Он не выдержал. Подошел к Светлане, взял за подбородок, так, чтобы видеть прямо ее глаза.

– Запомни, дорогая сестренка. Все, что мы с тобой имеем. Вернее, имею я, а ты пользуешься, далось мне в качестве платы. За что-нибудь. За труды, за время, за нервы, за риск, за оказанную вовремя услугу или, наоборот, не оказанную. За все полагается плата.

Света нервно сглотнула, но ничего не ответила.

– А если бы я, по твоему выражению, не был монстром, то давно уже шел бы по миру. А ты – и того раньше. Несложная арифметика, как считаешь?

Она лишь кивнула в ответ. Не с чем было спорить.

– А по поводу девчонки: завтра вези ее в торговый центр снова и купи по два комплекта всех видов одежды и обуви. Дорогое брать не нужно – не оценит, так и ни к чему. Не перед кем пока красоваться. Будет спорить – скажи, что я приказал. Мне оборванки в заношенных шмотках здесь не требуются.

– Да, это будет серьезным аргументом… Пойдет примерять, как миленькая… – Света на глазах сдувалась, будто вместе с возмущением выплеснула все силы.

– Действительно? – Скептически поднял бровь, Игорь долго ждал ответа.

– Конечно.
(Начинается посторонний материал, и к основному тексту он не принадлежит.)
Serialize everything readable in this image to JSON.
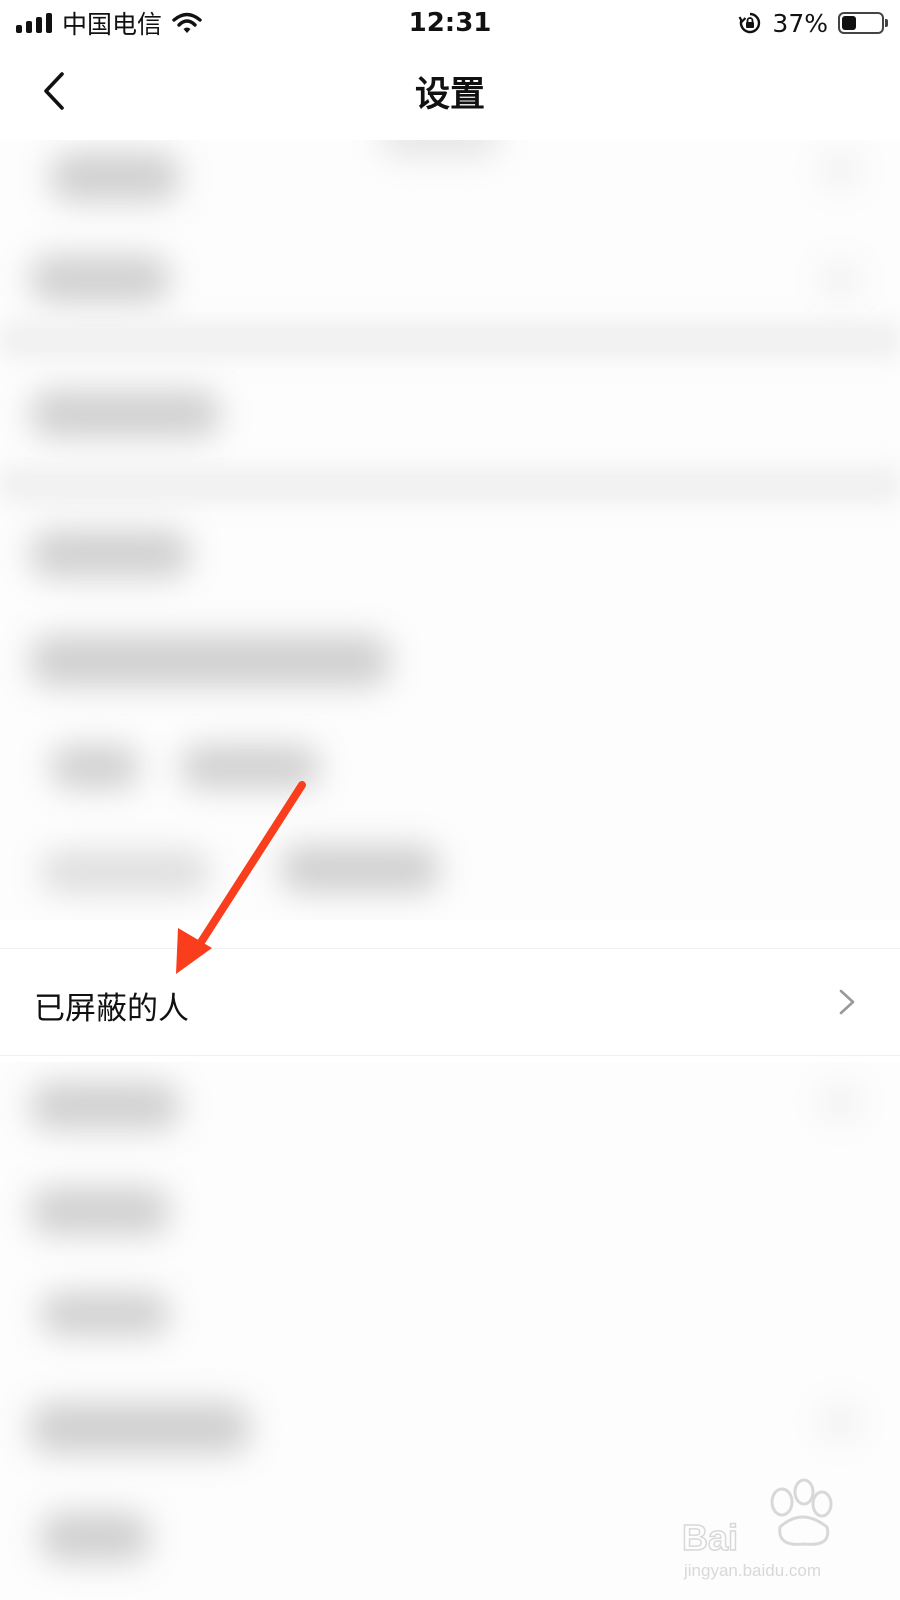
{
  "status_bar": {
    "carrier": "中国电信",
    "time": "12:31",
    "battery_percent_text": "37%",
    "battery_level": 0.37,
    "icons": [
      "signal-icon",
      "wifi-icon",
      "rotation-lock-icon",
      "battery-icon"
    ]
  },
  "nav": {
    "title": "设置",
    "back_icon": "chevron-left-icon"
  },
  "highlighted_row": {
    "label": "已屏蔽的人",
    "chevron_icon": "chevron-right-icon"
  },
  "annotation": {
    "arrow_color": "#fa3d1c"
  },
  "watermark": {
    "brand": "Baidu经验",
    "url": "jingyan.baidu.com"
  }
}
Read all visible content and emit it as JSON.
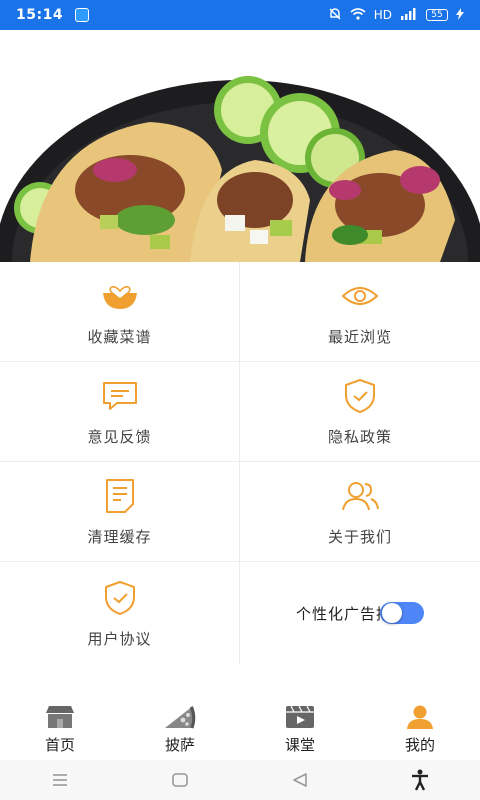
{
  "status_bar": {
    "time": "15:14",
    "network": "HD",
    "battery": "55",
    "signal": "4G"
  },
  "menu": [
    {
      "label": "收藏菜谱",
      "icon": "heart-bowl-icon"
    },
    {
      "label": "最近浏览",
      "icon": "eye-icon"
    },
    {
      "label": "意见反馈",
      "icon": "feedback-icon"
    },
    {
      "label": "隐私政策",
      "icon": "shield-check-icon"
    },
    {
      "label": "清理缓存",
      "icon": "document-icon"
    },
    {
      "label": "关于我们",
      "icon": "users-icon"
    },
    {
      "label": "用户协议",
      "icon": "shield-check-icon"
    }
  ],
  "ad_toggle": {
    "label": "个性化广告推荐",
    "enabled": true
  },
  "tabs": [
    {
      "label": "首页",
      "icon": "store-icon"
    },
    {
      "label": "披萨",
      "icon": "pizza-icon"
    },
    {
      "label": "课堂",
      "icon": "video-icon"
    },
    {
      "label": "我的",
      "icon": "user-icon"
    }
  ],
  "colors": {
    "accent": "#f0a030",
    "status_bar": "#1a73e8",
    "toggle": "#4f86f7"
  }
}
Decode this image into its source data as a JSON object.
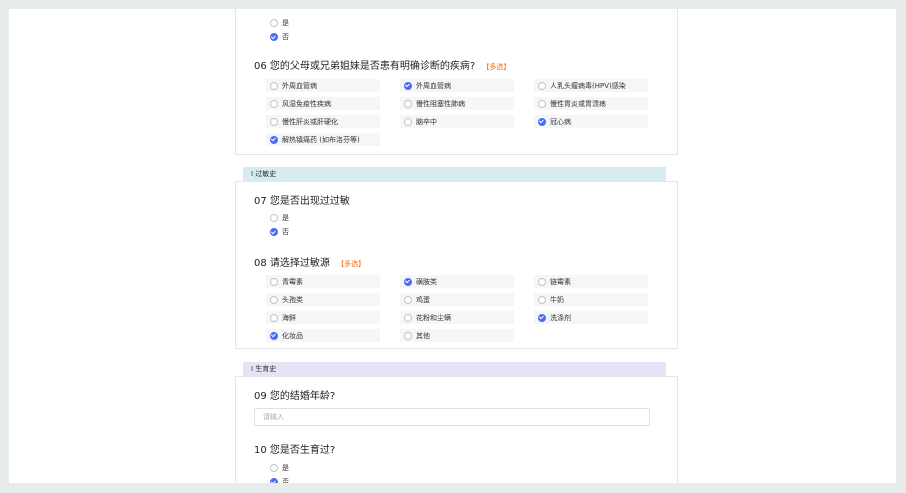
{
  "q05": {
    "options": [
      {
        "label": "是",
        "checked": false
      },
      {
        "label": "否",
        "checked": true
      }
    ]
  },
  "q06": {
    "number": "06",
    "title": "您的父母或兄弟姐妹是否患有明确诊断的疾病?",
    "tag": "【多选】",
    "options": [
      {
        "label": "外周血管病",
        "checked": false
      },
      {
        "label": "外周血管病",
        "checked": true
      },
      {
        "label": "人乳头瘤病毒(HPV)感染",
        "checked": false
      },
      {
        "label": "风湿免疫性疾病",
        "checked": false
      },
      {
        "label": "慢性阻塞性肺病",
        "checked": false
      },
      {
        "label": "慢性胃炎或胃溃疡",
        "checked": false
      },
      {
        "label": "慢性肝炎或肝硬化",
        "checked": false
      },
      {
        "label": "脑卒中",
        "checked": false
      },
      {
        "label": "冠心病",
        "checked": true
      },
      {
        "label": "解热镇痛药 (如布洛芬等)",
        "checked": true
      }
    ]
  },
  "section_allergy": {
    "label": "I 过敏史"
  },
  "q07": {
    "number": "07",
    "title": "您是否出现过过敏",
    "options": [
      {
        "label": "是",
        "checked": false
      },
      {
        "label": "否",
        "checked": true
      }
    ]
  },
  "q08": {
    "number": "08",
    "title": "请选择过敏源",
    "tag": "【多选】",
    "options": [
      {
        "label": "青霉素",
        "checked": false
      },
      {
        "label": "磺胺类",
        "checked": true
      },
      {
        "label": "链霉素",
        "checked": false
      },
      {
        "label": "头孢类",
        "checked": false
      },
      {
        "label": "鸡蛋",
        "checked": false
      },
      {
        "label": "牛奶",
        "checked": false
      },
      {
        "label": "海鲜",
        "checked": false
      },
      {
        "label": "花粉和尘螨",
        "checked": false
      },
      {
        "label": "洗涤剂",
        "checked": true
      },
      {
        "label": "化妆品",
        "checked": true
      },
      {
        "label": "其他",
        "checked": false
      }
    ]
  },
  "section_birth": {
    "label": "I 生育史"
  },
  "q09": {
    "number": "09",
    "title": "您的结婚年龄?",
    "placeholder": "请输入",
    "value": ""
  },
  "q10": {
    "number": "10",
    "title": "您是否生育过?",
    "options": [
      {
        "label": "是",
        "checked": false
      },
      {
        "label": "否",
        "checked": true
      }
    ]
  },
  "colors": {
    "accent": "#4a6cf7",
    "multi_tag": "#ff6a00",
    "allergy_bar": "#d6ecef",
    "birth_bar": "#e7e3f7"
  }
}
Для Жени одно твое имя – закон. Только вот, правда, я все время об этом забываю. Нужно было сразу так сказать…

– Ну, значит, запомни и пользуйся. Только, пожалуйста, с умом. Не хотелось бы потом разгребать последствия "моих", – выделил иронично голосом, – приказов и обещаний.

– Само собой.

– И, кстати, совсем-то из нее гламурную фифу не нужно делать. Раздражают меня такие, очень. Одень, причеши, научи за собой ухаживать, и этого достаточно.
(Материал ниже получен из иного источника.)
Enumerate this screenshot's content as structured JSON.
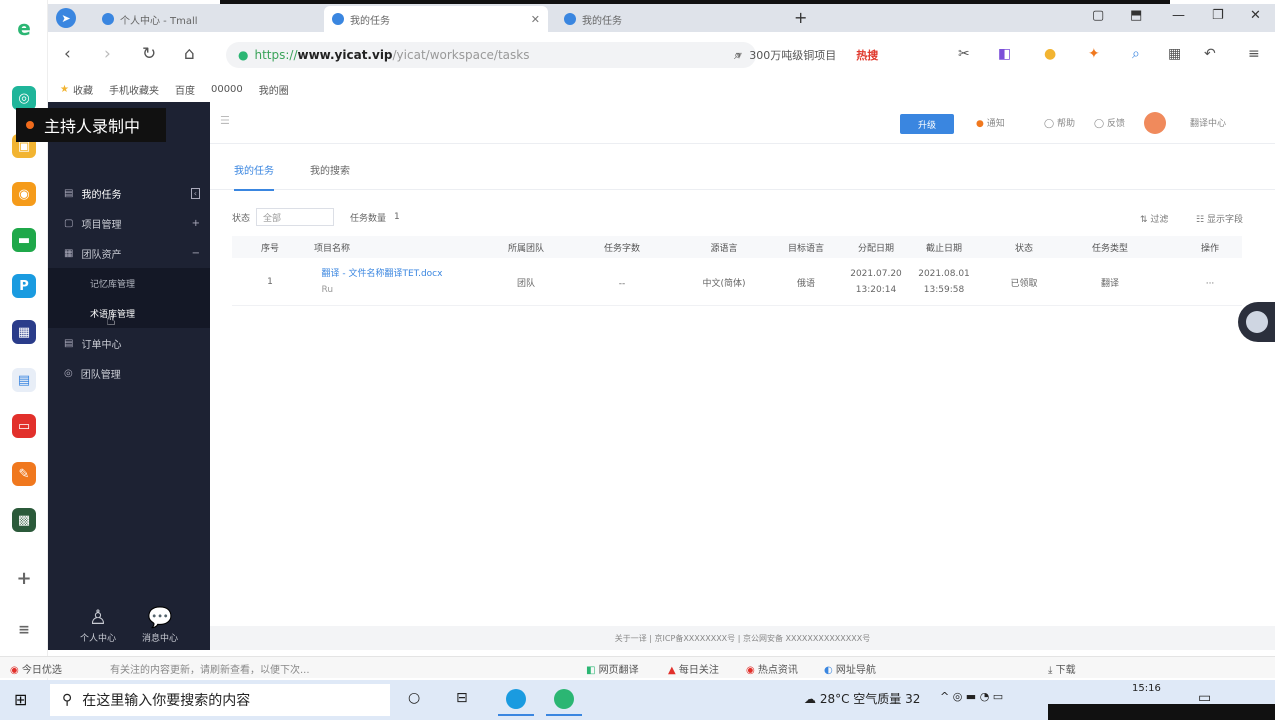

– Ладно. С этим понятно все. А что дальше-то с ней делать, Игорек? Я уже не знаю, чем занять девчонку. Сидит рядом, в глаза заглядывает, все время дергается… Я уже и сама, с ней рядом, по дому хожу и оглядываюсь постоянно. Чем-то занять нужно…

– Дергается от чего?

– Боится, что выгоним обратно на улицу. Лишний раз двинуться с места не рискует. Сядет в углу где-нибудь, затихнет и вздыхает о чем-то своем. А окликнешь – подпрыгивает и озирается, как зверек.

– Ну, найди ей занятие… Пусть хоть пыль по углам вытирает, да полы моет. Все польза будет, какая-никакая…

– Ладно. Придумаю. Пусть за цветами ухаживает. Ей нравится это дело, мне показалось.

– Свет, не дай бог, она мою оранжерею загубит… Выгоню обеих, к черту! Хоть одно растение захиреет – обе на улицу пойдете!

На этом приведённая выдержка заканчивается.